Alegría
En este año tan difícil, conquistarla nos ha costado mucho trabajo, y conservarla no será fácil. Biden y Harris tendrán que seguir vistiéndose de superhéroes durante más tiempo del que se merecen
En este año tan difícil, hasta las alegrías son trabajosas. La curva del virus nos ha sometido a un tobogán emocional de depresiones profundas y alivios engañosos, por efímeros, hasta el punto de que las elecciones norteamericanas se convirtieron en una especie de punto mágico de inflexión para muchos ciudadanos de todo el mundo. Joe Biden, con su inmaculado aspecto de gentleman de cabellos plateados, se vio transformado en una especie de superhéroe imprevisto, que cargaba sobre sus hombros con la titánica tarea de salvar al mundo. No sé si cualquier otro año lo habríamos vivido así, pero en 2020 así lo hemos vivido. La victoria demócrata, consolidada sobre las amenazas gansteriles de Donald Trump, pese a los gorilas armados con metralletas que circulaban impunemente por la calle, por encima de las querellas judiciales y los manifestantes que gritaban que no se contaran más votos —¿qué es la democracia, sino contar hasta el último voto?—, se dibuja hoy en el horizonte como una garantía de que, incluso en este año maldito, la alegría siempre es capaz de abrirse paso entre nosotros.
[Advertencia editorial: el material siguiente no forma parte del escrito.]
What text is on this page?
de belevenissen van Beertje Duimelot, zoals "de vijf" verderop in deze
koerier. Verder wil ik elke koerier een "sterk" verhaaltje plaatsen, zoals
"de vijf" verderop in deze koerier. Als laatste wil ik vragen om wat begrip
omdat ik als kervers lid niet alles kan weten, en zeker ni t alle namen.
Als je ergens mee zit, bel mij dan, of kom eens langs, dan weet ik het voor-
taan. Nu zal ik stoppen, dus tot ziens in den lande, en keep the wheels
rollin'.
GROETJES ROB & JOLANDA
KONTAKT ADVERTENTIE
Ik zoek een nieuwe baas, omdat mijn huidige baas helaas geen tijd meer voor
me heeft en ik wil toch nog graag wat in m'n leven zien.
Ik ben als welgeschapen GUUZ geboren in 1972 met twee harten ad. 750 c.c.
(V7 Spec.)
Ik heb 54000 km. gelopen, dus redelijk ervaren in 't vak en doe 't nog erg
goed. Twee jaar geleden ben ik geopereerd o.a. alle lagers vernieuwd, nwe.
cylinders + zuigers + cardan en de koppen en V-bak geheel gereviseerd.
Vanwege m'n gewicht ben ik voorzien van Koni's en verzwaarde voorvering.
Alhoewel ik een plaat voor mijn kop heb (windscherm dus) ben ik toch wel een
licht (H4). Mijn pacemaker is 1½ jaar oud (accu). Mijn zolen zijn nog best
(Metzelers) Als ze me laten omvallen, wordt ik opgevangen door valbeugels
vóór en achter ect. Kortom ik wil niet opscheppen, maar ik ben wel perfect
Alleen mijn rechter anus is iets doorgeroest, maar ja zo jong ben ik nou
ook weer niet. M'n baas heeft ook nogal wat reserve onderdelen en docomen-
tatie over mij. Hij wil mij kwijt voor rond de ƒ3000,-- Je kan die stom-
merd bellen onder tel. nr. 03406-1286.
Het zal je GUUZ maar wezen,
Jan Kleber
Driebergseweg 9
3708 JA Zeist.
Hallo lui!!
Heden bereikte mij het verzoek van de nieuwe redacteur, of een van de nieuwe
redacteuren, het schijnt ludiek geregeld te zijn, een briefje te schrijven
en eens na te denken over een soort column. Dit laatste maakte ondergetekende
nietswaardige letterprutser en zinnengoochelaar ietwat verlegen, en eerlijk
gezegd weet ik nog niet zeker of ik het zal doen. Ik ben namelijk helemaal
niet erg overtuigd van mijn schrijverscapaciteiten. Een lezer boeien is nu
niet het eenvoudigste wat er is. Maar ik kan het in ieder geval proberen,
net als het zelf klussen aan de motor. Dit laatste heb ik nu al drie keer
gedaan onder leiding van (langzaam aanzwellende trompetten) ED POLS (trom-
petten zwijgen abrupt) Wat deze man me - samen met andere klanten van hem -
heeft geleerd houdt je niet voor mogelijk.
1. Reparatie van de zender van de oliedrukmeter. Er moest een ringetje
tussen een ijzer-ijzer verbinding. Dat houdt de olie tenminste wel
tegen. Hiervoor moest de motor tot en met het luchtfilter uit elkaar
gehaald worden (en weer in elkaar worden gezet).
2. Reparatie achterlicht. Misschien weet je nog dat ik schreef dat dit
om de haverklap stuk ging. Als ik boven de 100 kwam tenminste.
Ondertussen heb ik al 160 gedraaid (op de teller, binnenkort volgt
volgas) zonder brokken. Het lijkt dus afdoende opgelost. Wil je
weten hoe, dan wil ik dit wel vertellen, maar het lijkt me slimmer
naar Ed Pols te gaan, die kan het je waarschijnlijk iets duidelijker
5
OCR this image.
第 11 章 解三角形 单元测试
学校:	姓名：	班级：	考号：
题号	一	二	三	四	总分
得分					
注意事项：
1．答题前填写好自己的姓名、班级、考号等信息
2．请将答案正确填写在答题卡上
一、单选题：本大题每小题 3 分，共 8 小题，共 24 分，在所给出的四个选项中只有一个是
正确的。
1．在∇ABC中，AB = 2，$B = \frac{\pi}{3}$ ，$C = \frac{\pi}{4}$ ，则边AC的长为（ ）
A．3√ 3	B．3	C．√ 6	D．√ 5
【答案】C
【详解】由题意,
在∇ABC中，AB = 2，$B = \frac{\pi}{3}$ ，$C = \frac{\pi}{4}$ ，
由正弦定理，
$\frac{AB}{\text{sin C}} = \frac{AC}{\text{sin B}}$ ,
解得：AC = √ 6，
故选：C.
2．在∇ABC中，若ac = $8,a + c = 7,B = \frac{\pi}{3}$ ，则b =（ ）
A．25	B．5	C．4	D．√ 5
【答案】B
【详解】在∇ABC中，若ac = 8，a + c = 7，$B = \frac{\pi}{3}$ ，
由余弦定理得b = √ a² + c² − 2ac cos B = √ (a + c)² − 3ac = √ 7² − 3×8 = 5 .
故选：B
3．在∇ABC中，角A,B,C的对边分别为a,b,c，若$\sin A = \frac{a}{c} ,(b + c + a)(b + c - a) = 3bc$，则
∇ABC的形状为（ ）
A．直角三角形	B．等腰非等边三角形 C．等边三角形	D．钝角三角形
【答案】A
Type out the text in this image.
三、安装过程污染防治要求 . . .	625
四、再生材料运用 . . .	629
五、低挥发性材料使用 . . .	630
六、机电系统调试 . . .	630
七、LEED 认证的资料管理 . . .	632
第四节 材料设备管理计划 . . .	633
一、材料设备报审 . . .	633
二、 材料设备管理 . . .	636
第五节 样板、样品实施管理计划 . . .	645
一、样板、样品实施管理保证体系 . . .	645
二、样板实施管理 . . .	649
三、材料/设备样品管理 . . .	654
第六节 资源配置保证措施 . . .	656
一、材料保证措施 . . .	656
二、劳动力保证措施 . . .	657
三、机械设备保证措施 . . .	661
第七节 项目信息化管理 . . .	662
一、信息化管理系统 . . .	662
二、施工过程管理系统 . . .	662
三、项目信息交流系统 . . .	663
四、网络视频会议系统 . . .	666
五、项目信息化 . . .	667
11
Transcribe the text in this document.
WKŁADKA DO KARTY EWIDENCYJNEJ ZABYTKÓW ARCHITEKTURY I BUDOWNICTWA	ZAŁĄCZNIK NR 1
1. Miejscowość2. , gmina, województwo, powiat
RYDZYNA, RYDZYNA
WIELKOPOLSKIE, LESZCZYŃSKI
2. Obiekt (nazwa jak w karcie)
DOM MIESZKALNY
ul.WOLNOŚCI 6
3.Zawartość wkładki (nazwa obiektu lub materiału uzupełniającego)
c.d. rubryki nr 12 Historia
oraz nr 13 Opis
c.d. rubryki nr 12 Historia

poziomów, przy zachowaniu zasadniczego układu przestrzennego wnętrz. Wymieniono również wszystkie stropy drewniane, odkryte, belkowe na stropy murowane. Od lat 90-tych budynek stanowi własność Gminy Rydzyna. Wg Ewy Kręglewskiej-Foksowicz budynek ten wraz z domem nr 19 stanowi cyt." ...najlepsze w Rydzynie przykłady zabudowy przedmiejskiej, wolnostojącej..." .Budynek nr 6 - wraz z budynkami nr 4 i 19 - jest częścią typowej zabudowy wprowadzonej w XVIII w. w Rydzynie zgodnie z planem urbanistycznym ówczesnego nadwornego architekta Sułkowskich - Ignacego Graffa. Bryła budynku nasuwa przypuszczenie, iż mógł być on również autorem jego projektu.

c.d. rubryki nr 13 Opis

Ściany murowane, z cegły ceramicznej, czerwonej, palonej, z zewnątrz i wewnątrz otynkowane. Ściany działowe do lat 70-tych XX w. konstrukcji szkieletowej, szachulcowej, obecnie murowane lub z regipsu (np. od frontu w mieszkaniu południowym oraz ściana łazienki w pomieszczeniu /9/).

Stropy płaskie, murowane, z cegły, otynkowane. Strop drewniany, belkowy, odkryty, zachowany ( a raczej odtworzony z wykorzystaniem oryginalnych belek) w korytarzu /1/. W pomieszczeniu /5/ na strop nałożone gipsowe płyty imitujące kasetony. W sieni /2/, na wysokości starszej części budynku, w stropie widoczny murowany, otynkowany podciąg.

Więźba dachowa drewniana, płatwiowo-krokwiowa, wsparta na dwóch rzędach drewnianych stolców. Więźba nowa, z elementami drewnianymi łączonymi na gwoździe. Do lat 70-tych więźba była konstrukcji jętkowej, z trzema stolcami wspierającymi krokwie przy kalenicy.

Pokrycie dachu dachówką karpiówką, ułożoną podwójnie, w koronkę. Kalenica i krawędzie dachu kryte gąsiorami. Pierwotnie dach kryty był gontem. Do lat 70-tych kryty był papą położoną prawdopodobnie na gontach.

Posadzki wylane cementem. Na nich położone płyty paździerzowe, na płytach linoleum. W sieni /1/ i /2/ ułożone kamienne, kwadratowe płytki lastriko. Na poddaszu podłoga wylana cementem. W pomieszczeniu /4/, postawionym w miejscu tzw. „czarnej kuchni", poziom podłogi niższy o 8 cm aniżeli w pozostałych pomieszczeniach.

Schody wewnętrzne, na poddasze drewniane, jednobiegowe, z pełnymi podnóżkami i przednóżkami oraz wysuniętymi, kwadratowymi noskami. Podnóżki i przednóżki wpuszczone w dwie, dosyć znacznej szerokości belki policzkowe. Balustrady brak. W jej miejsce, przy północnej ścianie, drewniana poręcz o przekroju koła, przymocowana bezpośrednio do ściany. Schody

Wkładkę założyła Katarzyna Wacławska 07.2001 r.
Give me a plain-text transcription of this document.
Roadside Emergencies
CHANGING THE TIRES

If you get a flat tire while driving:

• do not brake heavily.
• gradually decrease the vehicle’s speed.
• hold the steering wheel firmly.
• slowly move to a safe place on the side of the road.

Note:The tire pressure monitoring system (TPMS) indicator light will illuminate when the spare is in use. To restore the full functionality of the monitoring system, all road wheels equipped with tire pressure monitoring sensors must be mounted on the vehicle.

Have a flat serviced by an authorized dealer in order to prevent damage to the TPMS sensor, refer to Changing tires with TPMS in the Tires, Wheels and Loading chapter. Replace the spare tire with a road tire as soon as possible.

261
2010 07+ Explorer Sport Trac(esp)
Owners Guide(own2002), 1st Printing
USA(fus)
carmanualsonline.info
Alegría es Kamala Harris rompiendo otro techo de cristal, uno más, mujer, de color, hija de un jamaicano y una hindú, vicepresidenta de Estados Unidos. Pero por debajo de su sonrisa, de su energía, de las palabras que ha dirigido a las niñas de su país, sigue alentando la memoria de George Floyd, de tantos afroamericanos impunemente asesinados, del racismo y la xenofobia impulsados por Trump desde la Casa Blanca. En este año tan difícil, conquistar la alegría nos ha costado mucho trabajo, y conservarla no será fácil. Biden y Harris tendrán que seguir vistiéndose de superhéroes durante más tiempo del que se merecen. Ojalá tengan suerte.